Quanto ao coronel Fawcett? Tudo ainda é mistério, quase cem anos depois. O livro não o elucida, como disse, mas lança um pouco de luz sobre a personalidade tenaz desse inglês que, a despeito dos perigos, embreenhou-se na selva amazônica em busca da "cidade dourada". Antônio Callado, apoiando-se em relatos do filho de Fawcett, Brian, em livros - como o do inglês Dyott, que refez a viagem de Fawcett - e nas entrevistas realizadas em 1952 com os índios Calapalo - que conviveram com Fawcett e que, muito provavelmente, o mataram -, procura humanizar o aventureiro, mostrando que, muito além de desejar riqueza e fama, o que o movia era a aventura.

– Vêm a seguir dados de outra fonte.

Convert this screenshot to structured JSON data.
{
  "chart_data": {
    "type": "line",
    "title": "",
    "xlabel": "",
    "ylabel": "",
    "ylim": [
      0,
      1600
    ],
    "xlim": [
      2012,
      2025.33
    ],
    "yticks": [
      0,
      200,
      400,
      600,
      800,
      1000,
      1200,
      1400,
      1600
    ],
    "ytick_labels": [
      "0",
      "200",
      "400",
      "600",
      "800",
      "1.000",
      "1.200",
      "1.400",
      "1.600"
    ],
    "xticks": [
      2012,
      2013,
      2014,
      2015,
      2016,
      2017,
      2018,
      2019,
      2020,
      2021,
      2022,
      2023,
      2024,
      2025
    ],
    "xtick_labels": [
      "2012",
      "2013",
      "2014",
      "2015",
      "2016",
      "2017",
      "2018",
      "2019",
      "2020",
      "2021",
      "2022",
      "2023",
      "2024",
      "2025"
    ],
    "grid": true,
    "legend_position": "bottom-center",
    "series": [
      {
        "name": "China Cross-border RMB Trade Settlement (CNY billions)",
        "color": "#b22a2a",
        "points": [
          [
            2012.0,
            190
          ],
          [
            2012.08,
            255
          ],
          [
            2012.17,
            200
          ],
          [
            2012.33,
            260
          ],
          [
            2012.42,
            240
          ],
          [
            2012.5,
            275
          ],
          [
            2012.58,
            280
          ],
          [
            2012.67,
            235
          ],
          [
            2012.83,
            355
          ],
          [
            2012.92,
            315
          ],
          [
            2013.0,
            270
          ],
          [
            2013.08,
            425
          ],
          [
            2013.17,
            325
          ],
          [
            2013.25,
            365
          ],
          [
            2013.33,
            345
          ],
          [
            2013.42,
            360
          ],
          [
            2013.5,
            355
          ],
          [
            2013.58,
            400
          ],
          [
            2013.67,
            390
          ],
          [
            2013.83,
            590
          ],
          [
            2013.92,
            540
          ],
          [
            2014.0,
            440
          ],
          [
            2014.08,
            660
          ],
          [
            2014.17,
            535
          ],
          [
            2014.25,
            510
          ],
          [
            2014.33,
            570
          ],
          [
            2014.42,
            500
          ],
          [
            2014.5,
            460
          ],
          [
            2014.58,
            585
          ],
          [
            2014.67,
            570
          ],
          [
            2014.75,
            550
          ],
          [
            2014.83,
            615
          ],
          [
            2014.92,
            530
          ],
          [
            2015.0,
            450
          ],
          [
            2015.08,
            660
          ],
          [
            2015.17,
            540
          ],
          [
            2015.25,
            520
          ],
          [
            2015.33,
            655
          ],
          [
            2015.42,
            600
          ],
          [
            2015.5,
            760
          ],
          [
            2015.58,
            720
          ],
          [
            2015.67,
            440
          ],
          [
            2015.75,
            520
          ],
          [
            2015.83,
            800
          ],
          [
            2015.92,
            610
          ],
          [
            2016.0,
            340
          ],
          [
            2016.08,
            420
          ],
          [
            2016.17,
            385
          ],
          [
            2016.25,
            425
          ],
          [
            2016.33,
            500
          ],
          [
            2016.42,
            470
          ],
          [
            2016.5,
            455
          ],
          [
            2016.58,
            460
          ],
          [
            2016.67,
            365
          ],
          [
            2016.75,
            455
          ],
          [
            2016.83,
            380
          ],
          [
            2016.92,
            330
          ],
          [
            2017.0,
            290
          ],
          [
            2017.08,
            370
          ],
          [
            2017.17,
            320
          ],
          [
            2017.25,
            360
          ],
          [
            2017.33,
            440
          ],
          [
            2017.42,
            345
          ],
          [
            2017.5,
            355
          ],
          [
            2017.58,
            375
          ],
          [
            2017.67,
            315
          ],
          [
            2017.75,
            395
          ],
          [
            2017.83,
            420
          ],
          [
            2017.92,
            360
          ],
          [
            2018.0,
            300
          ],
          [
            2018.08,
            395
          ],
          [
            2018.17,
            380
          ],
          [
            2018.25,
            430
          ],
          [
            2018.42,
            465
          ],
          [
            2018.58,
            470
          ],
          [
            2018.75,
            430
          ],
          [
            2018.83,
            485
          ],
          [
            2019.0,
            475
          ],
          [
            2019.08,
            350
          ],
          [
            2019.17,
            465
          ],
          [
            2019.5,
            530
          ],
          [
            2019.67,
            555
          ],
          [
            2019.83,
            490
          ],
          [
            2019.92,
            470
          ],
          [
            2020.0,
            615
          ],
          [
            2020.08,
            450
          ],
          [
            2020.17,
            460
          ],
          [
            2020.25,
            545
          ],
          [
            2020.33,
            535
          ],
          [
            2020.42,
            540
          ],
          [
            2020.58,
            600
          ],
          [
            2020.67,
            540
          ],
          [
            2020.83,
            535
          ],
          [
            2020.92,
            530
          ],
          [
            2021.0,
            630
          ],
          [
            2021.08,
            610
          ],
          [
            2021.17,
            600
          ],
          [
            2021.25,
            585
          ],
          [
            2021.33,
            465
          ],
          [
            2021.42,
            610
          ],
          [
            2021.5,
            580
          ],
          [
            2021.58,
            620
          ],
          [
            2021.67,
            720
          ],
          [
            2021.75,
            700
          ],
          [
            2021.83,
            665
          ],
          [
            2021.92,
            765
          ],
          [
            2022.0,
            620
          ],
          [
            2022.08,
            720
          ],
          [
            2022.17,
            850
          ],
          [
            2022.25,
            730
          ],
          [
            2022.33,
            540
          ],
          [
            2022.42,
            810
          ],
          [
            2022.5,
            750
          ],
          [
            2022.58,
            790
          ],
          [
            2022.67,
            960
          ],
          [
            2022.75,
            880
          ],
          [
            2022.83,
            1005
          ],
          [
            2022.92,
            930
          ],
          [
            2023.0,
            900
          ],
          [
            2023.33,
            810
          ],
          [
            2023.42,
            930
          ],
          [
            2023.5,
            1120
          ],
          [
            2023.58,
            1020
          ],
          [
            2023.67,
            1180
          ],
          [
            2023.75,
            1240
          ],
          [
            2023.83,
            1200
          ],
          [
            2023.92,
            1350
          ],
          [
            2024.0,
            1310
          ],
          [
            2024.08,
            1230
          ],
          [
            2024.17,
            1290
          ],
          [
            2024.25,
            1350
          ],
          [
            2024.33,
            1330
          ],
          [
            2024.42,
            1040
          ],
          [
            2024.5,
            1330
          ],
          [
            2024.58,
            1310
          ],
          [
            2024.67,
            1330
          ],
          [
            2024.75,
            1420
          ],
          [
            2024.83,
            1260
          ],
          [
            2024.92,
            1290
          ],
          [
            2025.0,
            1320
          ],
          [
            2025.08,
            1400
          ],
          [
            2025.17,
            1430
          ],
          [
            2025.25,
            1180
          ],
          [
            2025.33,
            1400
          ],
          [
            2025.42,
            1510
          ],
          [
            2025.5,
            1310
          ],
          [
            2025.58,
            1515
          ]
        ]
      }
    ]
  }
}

Foi por ela que ele empreendeu, em 1925, a viagem expedicionária à Serra do Roncador. Viagem da qual nunca voltou, mas que acabou por imortalizar sua aventura, que foi dar em personagens como o intrépido Indiana Jones, por exemplo.
Do Jorge.
P.S.: A foto acima mostra Fawcett e Raleigh Himmel, amigo de seu filho Jack. Juntos, os três partiram para selva em 1925, de onde nunca regressaram.